Refugees arriving in the U.S. landed at Philadelphia International Airport and at Dulles Airport near Washington, D.C. The refugees were tested for COVID-19 and then immediately transferred to the military bases where they will be held until they are approved for resettlement.
Local officials said they haven’t been told how many refugees to expect, but that they’ve notified that the first groups of refugees that will be resettled in the community are likely to begin arriving by the middle of September, said Miller-Wilson.
“That’s the million-dollar question,” Miller-Wilson said, when asked if her agency has been given notice of how many refugees to expect. “The answer is no.”
If possible, refugees will be moved into communities where they have existing family connections, Miller-Wilson said.
“There’s an Afghan community in Philly, that’s about 700 strong, okay. and there are many people in the military bases who are connected to those folks. So if they are connected, they’ll probably end up in Philly.
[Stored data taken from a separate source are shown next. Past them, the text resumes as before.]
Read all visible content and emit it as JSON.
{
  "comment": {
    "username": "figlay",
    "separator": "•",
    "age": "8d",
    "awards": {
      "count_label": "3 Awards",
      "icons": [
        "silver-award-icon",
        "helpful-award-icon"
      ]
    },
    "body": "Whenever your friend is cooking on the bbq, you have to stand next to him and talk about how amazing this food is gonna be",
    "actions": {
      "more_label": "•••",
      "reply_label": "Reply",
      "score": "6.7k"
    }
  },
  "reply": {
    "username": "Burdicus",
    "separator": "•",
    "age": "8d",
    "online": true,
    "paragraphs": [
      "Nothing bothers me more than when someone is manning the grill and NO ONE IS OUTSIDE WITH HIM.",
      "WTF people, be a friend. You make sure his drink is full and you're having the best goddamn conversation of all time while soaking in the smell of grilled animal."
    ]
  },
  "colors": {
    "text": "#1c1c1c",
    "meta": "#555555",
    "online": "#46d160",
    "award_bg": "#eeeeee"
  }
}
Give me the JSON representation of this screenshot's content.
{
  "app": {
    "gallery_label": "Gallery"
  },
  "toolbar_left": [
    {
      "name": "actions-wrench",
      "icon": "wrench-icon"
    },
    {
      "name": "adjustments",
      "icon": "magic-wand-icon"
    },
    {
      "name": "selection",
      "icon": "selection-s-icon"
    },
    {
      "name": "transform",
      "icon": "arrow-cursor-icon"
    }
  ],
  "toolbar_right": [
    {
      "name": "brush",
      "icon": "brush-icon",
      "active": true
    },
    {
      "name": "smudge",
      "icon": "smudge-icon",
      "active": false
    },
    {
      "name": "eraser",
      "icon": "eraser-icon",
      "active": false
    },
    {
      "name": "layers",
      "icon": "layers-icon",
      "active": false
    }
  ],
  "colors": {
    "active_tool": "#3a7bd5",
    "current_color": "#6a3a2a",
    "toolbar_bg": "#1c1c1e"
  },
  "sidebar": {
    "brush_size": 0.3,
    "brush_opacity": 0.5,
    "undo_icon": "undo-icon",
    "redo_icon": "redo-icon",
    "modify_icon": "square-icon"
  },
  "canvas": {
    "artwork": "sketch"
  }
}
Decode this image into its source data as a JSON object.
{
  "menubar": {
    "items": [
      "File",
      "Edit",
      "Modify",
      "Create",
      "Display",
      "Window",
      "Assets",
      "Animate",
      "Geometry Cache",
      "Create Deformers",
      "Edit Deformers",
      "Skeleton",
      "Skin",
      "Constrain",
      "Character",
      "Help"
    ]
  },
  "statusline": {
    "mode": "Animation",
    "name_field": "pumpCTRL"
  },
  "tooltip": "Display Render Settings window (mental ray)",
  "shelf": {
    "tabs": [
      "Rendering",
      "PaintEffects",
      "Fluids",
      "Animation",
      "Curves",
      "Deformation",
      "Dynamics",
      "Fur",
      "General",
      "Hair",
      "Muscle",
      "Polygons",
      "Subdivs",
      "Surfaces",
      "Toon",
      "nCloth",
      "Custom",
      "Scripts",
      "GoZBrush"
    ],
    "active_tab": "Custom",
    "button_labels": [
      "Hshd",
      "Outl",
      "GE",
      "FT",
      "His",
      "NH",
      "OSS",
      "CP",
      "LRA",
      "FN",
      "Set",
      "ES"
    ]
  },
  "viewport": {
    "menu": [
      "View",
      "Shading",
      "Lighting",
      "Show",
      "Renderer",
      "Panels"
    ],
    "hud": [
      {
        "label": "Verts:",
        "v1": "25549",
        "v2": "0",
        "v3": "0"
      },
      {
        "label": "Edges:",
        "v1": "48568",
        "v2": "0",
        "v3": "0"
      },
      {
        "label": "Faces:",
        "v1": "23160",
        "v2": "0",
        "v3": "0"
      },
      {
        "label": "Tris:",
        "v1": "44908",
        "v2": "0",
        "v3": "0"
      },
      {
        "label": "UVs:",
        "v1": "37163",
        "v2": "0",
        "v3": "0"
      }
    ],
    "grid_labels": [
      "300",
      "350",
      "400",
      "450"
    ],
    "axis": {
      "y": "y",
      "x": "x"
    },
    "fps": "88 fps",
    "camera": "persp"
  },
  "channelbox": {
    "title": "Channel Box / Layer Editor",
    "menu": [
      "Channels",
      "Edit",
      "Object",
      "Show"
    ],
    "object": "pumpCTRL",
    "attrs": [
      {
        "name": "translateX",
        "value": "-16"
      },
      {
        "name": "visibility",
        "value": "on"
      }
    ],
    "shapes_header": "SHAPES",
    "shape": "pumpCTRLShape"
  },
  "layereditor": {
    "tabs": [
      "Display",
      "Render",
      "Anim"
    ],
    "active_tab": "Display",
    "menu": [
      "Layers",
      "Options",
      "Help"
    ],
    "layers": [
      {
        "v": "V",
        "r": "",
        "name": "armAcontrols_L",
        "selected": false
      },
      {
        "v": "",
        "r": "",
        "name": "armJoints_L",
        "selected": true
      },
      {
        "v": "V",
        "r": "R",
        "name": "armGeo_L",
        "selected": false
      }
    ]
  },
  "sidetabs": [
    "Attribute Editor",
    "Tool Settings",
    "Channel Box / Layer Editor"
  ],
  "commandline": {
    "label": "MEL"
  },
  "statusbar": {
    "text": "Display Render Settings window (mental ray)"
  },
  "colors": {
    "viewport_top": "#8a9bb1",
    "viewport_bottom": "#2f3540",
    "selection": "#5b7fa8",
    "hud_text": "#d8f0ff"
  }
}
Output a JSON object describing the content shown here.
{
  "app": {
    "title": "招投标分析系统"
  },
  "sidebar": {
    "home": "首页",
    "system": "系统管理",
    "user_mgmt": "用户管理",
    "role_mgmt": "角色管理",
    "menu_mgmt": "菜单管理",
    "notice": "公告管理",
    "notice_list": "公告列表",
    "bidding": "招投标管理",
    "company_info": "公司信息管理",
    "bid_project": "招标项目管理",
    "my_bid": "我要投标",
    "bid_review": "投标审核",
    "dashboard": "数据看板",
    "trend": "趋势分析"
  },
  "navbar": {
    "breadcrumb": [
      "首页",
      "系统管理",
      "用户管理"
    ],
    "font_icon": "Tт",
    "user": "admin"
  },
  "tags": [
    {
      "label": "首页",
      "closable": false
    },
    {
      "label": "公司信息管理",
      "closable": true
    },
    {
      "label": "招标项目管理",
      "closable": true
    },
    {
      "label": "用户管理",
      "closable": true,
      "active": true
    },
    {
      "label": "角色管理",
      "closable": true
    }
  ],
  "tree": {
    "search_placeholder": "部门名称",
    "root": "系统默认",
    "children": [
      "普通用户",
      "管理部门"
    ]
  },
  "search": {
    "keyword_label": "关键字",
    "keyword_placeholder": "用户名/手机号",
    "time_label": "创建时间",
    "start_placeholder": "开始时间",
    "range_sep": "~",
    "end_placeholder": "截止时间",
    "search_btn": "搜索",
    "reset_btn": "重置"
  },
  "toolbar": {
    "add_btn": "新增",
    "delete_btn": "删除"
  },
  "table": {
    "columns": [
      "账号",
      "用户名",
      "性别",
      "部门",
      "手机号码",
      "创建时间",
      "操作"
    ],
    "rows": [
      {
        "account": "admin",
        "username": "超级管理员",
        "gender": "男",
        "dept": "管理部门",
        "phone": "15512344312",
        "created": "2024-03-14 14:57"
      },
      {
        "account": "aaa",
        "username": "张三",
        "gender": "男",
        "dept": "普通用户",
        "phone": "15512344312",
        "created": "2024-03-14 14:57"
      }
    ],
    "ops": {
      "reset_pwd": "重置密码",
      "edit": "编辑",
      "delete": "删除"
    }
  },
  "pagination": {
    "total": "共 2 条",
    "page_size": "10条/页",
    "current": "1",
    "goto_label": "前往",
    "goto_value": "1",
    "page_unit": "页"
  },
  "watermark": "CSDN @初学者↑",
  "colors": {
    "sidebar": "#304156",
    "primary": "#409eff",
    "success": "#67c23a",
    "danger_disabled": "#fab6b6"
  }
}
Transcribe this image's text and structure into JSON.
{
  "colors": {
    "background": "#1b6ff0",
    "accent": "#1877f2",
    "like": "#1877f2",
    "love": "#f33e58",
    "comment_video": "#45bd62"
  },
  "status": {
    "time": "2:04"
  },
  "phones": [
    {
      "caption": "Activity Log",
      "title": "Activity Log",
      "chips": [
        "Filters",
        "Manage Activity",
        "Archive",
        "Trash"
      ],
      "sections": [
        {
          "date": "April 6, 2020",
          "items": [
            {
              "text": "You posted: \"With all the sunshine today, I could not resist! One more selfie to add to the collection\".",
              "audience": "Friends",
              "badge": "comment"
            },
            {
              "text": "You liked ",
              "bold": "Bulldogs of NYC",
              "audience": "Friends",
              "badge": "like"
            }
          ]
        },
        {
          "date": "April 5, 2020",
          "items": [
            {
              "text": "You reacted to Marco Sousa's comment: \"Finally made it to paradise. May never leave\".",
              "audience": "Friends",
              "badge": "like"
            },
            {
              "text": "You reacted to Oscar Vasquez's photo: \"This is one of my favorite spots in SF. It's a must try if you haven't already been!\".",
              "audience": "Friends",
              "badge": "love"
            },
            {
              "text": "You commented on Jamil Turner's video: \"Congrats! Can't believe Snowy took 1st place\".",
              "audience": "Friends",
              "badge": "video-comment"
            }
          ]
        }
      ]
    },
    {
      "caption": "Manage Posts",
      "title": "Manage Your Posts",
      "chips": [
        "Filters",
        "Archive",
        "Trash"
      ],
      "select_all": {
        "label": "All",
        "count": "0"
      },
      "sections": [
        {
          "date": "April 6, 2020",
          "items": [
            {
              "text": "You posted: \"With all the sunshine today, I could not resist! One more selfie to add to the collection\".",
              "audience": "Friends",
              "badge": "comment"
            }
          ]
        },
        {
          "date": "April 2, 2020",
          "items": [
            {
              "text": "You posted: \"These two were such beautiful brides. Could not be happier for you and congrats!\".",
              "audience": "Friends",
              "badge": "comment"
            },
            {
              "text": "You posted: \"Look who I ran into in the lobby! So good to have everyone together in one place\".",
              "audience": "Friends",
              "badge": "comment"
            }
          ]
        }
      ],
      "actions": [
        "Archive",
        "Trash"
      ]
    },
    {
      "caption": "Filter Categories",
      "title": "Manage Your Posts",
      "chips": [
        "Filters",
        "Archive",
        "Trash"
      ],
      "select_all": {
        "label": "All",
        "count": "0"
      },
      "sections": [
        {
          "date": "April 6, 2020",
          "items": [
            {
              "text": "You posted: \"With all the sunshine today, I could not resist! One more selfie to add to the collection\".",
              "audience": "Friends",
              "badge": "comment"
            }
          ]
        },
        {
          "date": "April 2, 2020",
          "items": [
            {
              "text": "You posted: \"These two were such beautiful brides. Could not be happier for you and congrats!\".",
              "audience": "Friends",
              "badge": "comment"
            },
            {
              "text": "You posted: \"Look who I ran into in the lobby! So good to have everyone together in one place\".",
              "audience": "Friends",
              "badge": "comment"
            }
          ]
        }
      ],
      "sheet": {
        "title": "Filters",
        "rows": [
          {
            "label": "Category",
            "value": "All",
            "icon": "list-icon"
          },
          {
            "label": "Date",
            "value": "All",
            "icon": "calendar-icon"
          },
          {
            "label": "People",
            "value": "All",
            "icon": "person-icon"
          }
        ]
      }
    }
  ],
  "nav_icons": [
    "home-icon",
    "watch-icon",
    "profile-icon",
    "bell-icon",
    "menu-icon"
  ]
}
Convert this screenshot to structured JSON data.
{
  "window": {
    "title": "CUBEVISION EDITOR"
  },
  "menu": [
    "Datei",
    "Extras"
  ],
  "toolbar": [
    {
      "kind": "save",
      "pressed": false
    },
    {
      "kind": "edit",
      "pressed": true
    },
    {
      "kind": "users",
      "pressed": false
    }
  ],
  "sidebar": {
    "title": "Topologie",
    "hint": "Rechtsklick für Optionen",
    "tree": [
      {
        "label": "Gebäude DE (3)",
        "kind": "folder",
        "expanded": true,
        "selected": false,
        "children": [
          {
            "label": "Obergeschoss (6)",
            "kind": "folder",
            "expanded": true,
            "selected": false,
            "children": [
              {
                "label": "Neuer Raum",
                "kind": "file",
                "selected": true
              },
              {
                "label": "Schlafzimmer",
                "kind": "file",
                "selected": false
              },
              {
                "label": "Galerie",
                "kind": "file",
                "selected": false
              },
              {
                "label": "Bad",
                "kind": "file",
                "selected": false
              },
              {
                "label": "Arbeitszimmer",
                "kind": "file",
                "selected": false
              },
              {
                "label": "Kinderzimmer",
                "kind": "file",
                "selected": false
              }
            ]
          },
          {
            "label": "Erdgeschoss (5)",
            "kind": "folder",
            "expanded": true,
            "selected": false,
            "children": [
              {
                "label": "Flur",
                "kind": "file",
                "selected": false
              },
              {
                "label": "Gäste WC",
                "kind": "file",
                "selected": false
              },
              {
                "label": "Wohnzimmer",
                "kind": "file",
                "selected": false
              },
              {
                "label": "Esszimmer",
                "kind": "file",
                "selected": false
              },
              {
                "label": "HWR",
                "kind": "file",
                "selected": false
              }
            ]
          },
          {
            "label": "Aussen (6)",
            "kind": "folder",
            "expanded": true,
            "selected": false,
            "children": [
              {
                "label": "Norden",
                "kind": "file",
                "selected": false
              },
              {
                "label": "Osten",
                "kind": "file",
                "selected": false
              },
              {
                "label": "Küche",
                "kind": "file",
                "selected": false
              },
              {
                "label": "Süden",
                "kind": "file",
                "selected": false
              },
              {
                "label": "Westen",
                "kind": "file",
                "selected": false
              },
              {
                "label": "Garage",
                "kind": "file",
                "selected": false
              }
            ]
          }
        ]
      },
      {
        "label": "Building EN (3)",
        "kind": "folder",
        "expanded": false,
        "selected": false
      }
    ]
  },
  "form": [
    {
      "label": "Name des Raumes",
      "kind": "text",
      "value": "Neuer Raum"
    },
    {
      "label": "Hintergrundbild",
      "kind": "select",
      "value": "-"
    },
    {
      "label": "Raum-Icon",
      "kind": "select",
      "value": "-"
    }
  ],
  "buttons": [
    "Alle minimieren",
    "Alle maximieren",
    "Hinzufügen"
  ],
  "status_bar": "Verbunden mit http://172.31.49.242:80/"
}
But the largest community of Afghans is in California and Texas. So, therefore, there are many more ties to those people,” she said.
Officials in Pittsburgh estimate that the Afghan community there consists of about 200 people, according to JFCS.
Refugees who don’t have family connections can be re-settled pretty much anywhere though.
“In fact, there are 19 resettlement agencies in Pennsylvania, and they’ve all stepped up and said, we’re willing to take people. So I think beyond Philly and Pittsburgh, there will be growing Afghan communities in Pennsylvania and other places. But they will probably be lower down in the priority list because part of refugee resettlement involves resettling people in a community, nobody wants to be the first and only Afghan family in a location,” Miller-Wilson said.
Miller-Wilson said that it’s difficult to prepare to help place refugees without having more information about how many are coming. Those efforts have been complicated by the fact there is tremendous demand for available apartments which drives up the cost of rent.